Ó Tuama recounts an incident in which he saw a boy at his school who was badly beaten. He not only stepped in to remove the boy from harm’s way, but he also invited him into friendship. Throughout the episode, we learn how Ó Tuama must also learn to remove himself from harm’s way in traumatic contexts. He must learn to befriend himself and his deep desires, evolving beyond the boxes that others try to seal him in. Drawing from two wells, language and his work in meditation and community-building, Ó Tuama exudes a deep wisdom that points to a reality beyond words.

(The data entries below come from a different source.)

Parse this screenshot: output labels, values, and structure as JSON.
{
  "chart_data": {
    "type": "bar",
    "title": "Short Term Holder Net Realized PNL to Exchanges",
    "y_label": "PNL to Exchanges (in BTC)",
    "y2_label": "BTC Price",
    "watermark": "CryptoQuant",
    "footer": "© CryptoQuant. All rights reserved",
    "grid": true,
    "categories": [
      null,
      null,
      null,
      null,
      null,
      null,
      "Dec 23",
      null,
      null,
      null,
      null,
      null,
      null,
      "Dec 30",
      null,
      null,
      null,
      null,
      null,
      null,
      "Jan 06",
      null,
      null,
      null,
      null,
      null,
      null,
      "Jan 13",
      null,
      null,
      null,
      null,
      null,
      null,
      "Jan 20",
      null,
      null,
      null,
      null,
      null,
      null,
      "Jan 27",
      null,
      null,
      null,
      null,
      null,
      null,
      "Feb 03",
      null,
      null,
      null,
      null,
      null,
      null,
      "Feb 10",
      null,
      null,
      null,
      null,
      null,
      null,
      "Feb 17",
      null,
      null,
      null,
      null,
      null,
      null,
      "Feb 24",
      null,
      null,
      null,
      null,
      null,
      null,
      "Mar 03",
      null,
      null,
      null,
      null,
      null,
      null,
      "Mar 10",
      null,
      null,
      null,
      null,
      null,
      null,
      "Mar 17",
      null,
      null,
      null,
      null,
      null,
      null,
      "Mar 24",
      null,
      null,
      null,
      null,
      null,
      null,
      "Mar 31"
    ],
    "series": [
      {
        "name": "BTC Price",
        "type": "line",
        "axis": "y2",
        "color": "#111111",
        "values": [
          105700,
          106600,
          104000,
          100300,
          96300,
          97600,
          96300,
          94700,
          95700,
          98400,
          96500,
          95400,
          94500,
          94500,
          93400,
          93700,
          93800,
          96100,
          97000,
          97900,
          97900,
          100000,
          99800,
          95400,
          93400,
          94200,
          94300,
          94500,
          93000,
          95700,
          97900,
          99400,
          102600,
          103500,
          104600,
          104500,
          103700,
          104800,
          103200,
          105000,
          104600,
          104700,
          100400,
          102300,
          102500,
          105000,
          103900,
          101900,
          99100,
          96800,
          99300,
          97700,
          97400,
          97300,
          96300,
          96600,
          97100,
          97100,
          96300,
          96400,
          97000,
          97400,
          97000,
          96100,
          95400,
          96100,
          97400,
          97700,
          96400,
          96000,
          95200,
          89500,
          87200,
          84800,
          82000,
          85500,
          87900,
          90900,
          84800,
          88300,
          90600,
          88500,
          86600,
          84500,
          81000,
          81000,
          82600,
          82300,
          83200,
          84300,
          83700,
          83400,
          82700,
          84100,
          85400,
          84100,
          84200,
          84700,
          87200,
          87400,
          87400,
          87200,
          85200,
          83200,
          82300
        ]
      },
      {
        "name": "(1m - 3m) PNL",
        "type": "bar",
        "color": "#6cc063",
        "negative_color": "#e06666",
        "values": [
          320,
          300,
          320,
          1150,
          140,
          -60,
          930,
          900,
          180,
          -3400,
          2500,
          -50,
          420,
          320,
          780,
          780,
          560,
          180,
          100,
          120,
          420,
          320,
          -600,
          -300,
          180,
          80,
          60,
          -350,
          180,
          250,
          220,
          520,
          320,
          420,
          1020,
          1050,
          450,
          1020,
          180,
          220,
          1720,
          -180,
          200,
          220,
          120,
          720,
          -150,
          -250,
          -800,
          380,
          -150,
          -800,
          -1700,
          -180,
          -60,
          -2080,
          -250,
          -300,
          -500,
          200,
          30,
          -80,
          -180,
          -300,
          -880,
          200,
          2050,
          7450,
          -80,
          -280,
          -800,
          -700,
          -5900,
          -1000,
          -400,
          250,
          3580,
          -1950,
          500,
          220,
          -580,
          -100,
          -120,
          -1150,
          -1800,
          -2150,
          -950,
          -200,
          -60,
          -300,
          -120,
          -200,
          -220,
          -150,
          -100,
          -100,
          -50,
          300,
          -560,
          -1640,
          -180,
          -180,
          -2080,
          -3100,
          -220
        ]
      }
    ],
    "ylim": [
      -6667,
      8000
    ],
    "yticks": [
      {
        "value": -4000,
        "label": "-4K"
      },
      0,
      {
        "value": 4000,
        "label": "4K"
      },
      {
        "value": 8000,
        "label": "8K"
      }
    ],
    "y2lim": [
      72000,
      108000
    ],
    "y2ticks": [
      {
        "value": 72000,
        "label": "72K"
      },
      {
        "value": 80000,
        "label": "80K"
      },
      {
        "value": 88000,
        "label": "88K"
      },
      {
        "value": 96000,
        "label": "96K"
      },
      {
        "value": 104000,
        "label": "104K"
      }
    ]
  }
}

Good People, on BBC Sounds, is an excellent audio drama. “The Great Reset” is the first episode, about a group of graduates who want to change the world. Their mixed motives, however, threaten to undermine their ideals. These young people seek to make a difference in a fictional town set in the milieu of real British politics featuring household names. Whenever they begin to doubt, a radical philanthropist, named, ironically, Faith, appears, catalysing them to devise a Project Hope. They resemble missionaries of old, parachuting in to create trust; but are they using local impoverished people as a means to an end? The story oscillates cleverly between past and present, is action-packed, and is very thought-provoking.

The Rest is Politics: Leading (Goalhanger), in an episode from last year, “Ed Miliband: Blair, Brown, and battling his brother (Part 1)”, offers a lively behind-the-scenes look into historical British politics. The former Labour Party leader Ed Miliband, who is now the Energy Secretary, is taken to task by the hosts, Rory Stewart and Alastair Campbell. He holds his own in a robust discussion that lurches from the personal to the political, exploring how he rode the prevailing winds of change between two very different leaders, and how sibling rivalry has not been so fierce since Cain and Abel.